Sin embargo, hacia el final de su alegato nostálgico hacía una defensa de estos lugares, porque constituían –lo sabe cualquiera que haya sido asiduo visitante– un espacio de resistencia, una burbuja analógica: la personalidad, sugiere Hornby y es difícil no darle la razón, también se forja a través de nuestra memorabilia física, esos libros que decoran nuestro escritorio, esas películas que vimos, esos discos que nos enorgullecemos de haber comprado en alguna ocasión.
Frente a esta suerte de encrucijada, la salida que halló el escritor fue High Fidelity en formato de serie televisiva, en la que participó como uno de sus productores ejecutivos. No se trata de una secuela sino de una versión actualizada de su novela, con principalmente dos cambios significativos: la protagonista ahora es mujer y la trama está ambientada en el presente. Porque este siglo no sólo trajo sus chiches tecnológicos y la ubicuidad de internet, también hubo avances sociales muy importantes. Entre ellos, el empoderamiento femenino y los reclamos de minorías, históricamente relegados en la vida y en el mundo del entretenimiento.
Escrutada con una mirada actual, salta a la vista que la historia original tiene su cuota de misoginia. Rob habrá sido un perdedor hermoso a los ojos de muchos, pero también tuvo comportamientos cuestionables con algunas de sus parejas a raíz de su inmadurez, su ego y sus obsesiones. Y sí, también hay diálogos y escenas de la película que son machistas, pero eso es fácil decirlo ahora, con dos décadas de ventaja.
De modo que esta versión protagonizada por Kravitz, dividida en 10 episodios, tenía la posibilidad de ecualizar los tantos, suavizar los aspectos más tóxicos del protagonista y otorgarle un barniz moderno al original cut, aun a riesgo de caer en la corrección política.
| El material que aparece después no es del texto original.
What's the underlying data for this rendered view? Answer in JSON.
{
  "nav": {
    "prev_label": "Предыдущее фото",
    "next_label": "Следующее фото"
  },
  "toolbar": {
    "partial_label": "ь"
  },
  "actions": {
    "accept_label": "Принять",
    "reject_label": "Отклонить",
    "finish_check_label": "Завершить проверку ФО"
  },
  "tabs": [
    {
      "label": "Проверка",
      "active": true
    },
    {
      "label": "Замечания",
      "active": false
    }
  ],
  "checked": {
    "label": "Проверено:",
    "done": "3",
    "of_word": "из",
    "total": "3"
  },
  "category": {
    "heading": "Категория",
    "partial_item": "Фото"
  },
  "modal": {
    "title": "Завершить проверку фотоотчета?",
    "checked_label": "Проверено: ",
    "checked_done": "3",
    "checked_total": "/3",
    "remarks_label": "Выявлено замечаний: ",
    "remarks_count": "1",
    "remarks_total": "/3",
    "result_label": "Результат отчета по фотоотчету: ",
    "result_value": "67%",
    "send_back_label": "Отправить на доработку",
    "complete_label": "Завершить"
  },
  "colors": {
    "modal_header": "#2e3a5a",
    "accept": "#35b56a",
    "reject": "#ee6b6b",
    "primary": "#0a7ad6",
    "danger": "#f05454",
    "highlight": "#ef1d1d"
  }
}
Los empleados de la disquería también fueron modificados: ya no son dos chicos blancos heterosexuales (los inefables Dick y Barry), sino Cherrice (una mujer negra de actitud avasallante) y Simon (un joven homosexual introvertido pero capaz de recitar de memoria las liner notes de un disco de Soft Cell).
Y Rob, en tanto, ahora es diminutivo de Robyn. Zoë Kravitz interpreta a una chica a punto de cumplir los 30 que maneja Championship Vinyl, una tienda ubicada en la parte baja de un edificio en Brooklyn. Este último dato no es menor: si en la novela la acción transcurría en Londres y en la película en Chicago, ahora se traslada a una ciudad en la que abundan los iPhones, los cafés take away, los bares y boliches inclusivos y donde una disquería independiente se jacta de no vender CDs. En otras palabras, un escenario que le otorga verosimilitud a esta mirada aggiornada de la alta fidelidad, ya que los hipsters se han erigido como nuevos embajadores del gusto adquirido, tarea que antaño recaía casi exclusivamente en los críticos de música o de cine (casi todos hombres, por lo general).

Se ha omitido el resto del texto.